Indeterminism and Moral Agency
Indeterminism posits that man is free to decide and choose. Key aspects include:
- Voluntary Acts: Moral acts are performed on a voluntary basis.
- Social Context: As social beings, individual moral acts directly or indirectly affect others.
- Moral Qualification: Acts are judged based on their conformity to principles, values, and fundamental human rights.
- Acts of Man: Actions performed unconsciously or intuitively, lacking will and freedom.
Human Rights
Fundamental rights include freedom, equality, dignity, privacy, justice, nationality, asylum, and private property.
Major Ethical Theories
- Moral Intellectualism (Socrates): To know the good is to do the good. Immorality stems from ignorance; virtue is wisdom.
- Eudaemonism (Aristotle): Happiness is the ultimate end of life and the maximum aspiration, achieved through virtue.

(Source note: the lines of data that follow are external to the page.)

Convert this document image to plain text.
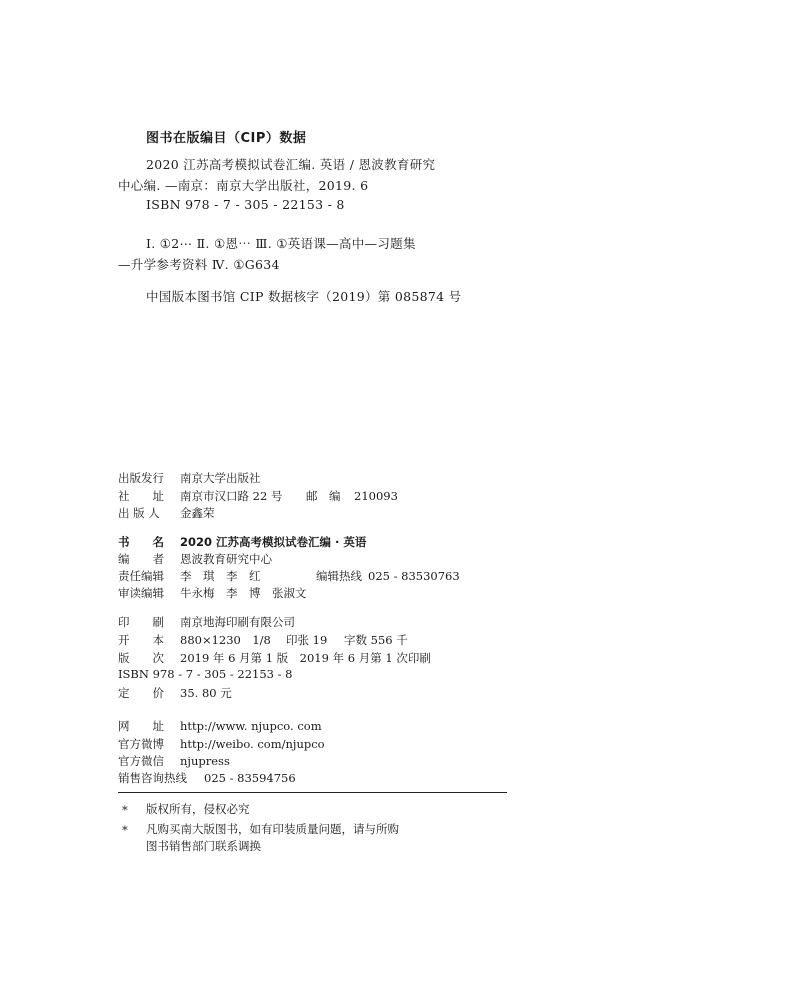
图书在版编目（CIP）数据
2020 江苏高考模拟试卷汇编. 英语 / 恩波教育研究
中心编. —南京：南京大学出版社，2019. 6
ISBN 978 - 7 - 305 - 22153 - 8
Ⅰ. ①2⋯ Ⅱ. ①恩⋯ Ⅲ. ①英语课—高中—习题集
—升学参考资料 Ⅳ. ①G634
中国版本图书馆 CIP 数据核字（2019）第 085874 号
出版发行	南京大学出版社
社　　址	南京市汉口路 22 号	邮　编	210093
出 版 人	金鑫荣
书　　名	2020 江苏高考模拟试卷汇编 · 英语
编　　者	恩波教育研究中心
责任编辑	李　琪　李　红	编辑热线 025 - 83530763
审读编辑	牛永梅　李　博　张淑文
印　　刷	南京地海印刷有限公司
开　　本	880×1230　1/8	印张 19	字数 556 千
版　　次	2019 年 6 月第 1 版　2019 年 6 月第 1 次印刷
ISBN 978 - 7 - 305 - 22153 - 8
定　　价	35. 80 元
网　　址	http://www. njupco. com
官方微博	http://weibo. com/njupco
官方微信	njupress
销售咨询热线	025 - 83594756
* 版权所有，侵权必究
* 凡购买南大版图书，如有印装质量问题，请与所购
图书销售部门联系调换
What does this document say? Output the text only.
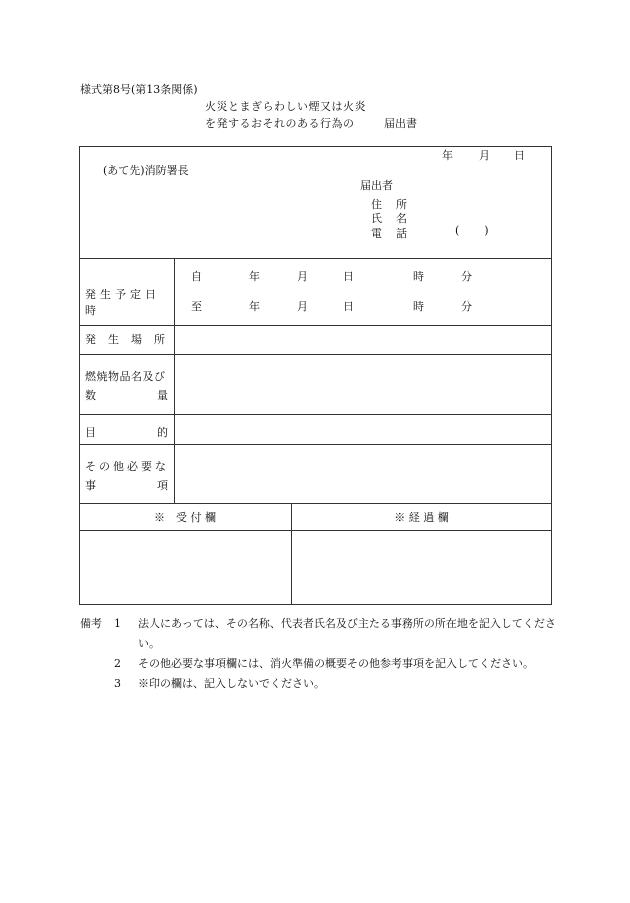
様式第8号(第13条関係)
火災とまぎらわしい煙又は火炎
を発するおそれのある行為の	届出書
年 月 日
(あて先)消防署長
届出者
住 所
氏 名
電 話	(　　)
発生予定日時
自	年	月	日	時	分
至	年	月	日	時	分
発生場所
燃焼物品名及び
数	量
目	的
その他必要な
事	項
※　受 付 欄	※ 経 過 欄
備考	1	法人にあっては、その名称、代表者氏名及び主たる事務所の所在地を記入してください。
2	その他必要な事項欄には、消火準備の概要その他参考事項を記入してください。
3	※印の欄は、記入しないでください。
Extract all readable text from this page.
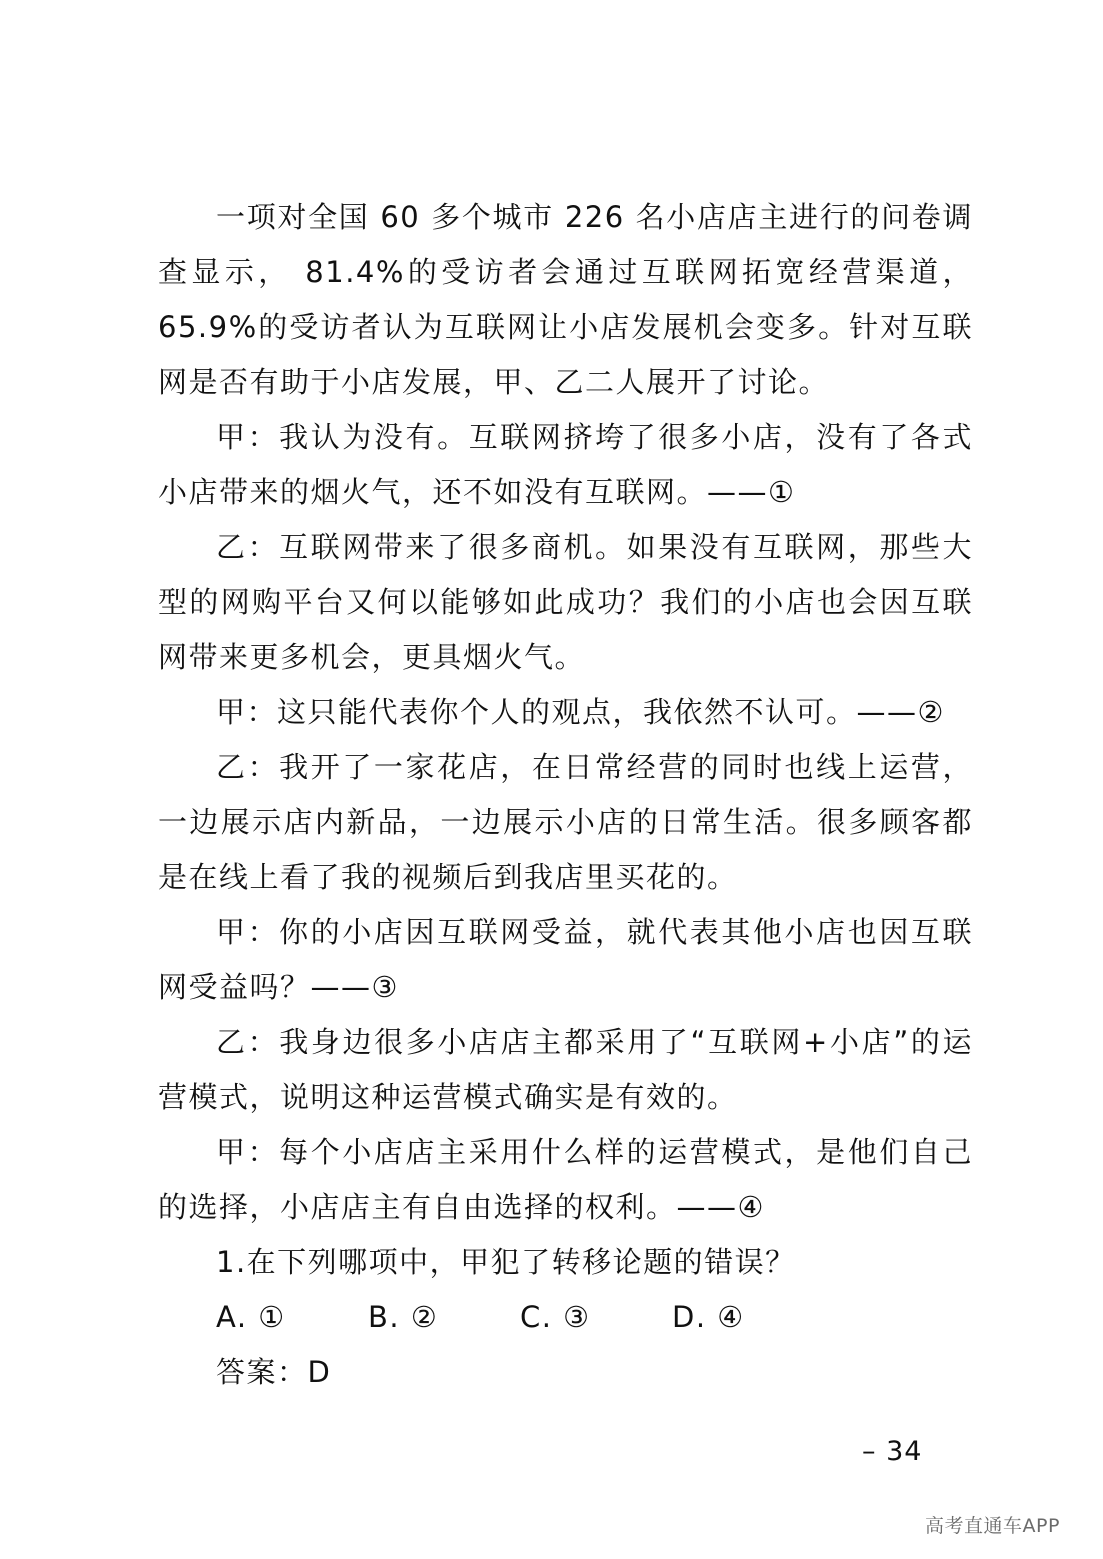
一项对全国 60 多个城市 226 名小店店主进行的问卷调查显示， 81.4%的受访者会通过互联网拓宽经营渠道，65.9%的受访者认为互联网让小店发展机会变多。针对互联网是否有助于小店发展，甲、乙二人展开了讨论。

甲：我认为没有。互联网挤垮了很多小店，没有了各式小店带来的烟火气，还不如没有互联网。——①

乙：互联网带来了很多商机。如果没有互联网，那些大型的网购平台又何以能够如此成功？我们的小店也会因互联网带来更多机会，更具烟火气。

甲：这只能代表你个人的观点，我依然不认可。——②

乙：我开了一家花店，在日常经营的同时也线上运营，一边展示店内新品，一边展示小店的日常生活。很多顾客都是在线上看了我的视频后到我店里买花的。

甲：你的小店因互联网受益，就代表其他小店也因互联网受益吗？——③

乙：我身边很多小店店主都采用了“互联网+小店”的运营模式，说明这种运营模式确实是有效的。

甲：每个小店店主采用什么样的运营模式，是他们自己的选择，小店店主有自由选择的权利。——④

1.在下列哪项中，甲犯了转移论题的错误？

A. ①	B. ②	C. ③	D. ④

答案：D

– 34
高考直通车APP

- Hedonism (Epicureans): Happiness is found in moderate, well-conceived pleasure and a pleasant life.
- Stoicism: The world is governed by a universal law or reason that determines fate; virtue lies in the absence of desire.
- Iusnaturalism (St. Thomas Aquinas): Defends the existence of a natural, universal moral law that determines right and wrong.
- Formalism (Kant): Morality should not provide specific standards but establish the characteristic manner of any moral rule (moral autonomy, duty, and goodwill).
- Emotivism (Hume): Moral judgments arise from emotions.
- Utilitarianism (Mill): The human purpose is the pursuit of happiness or pleasure.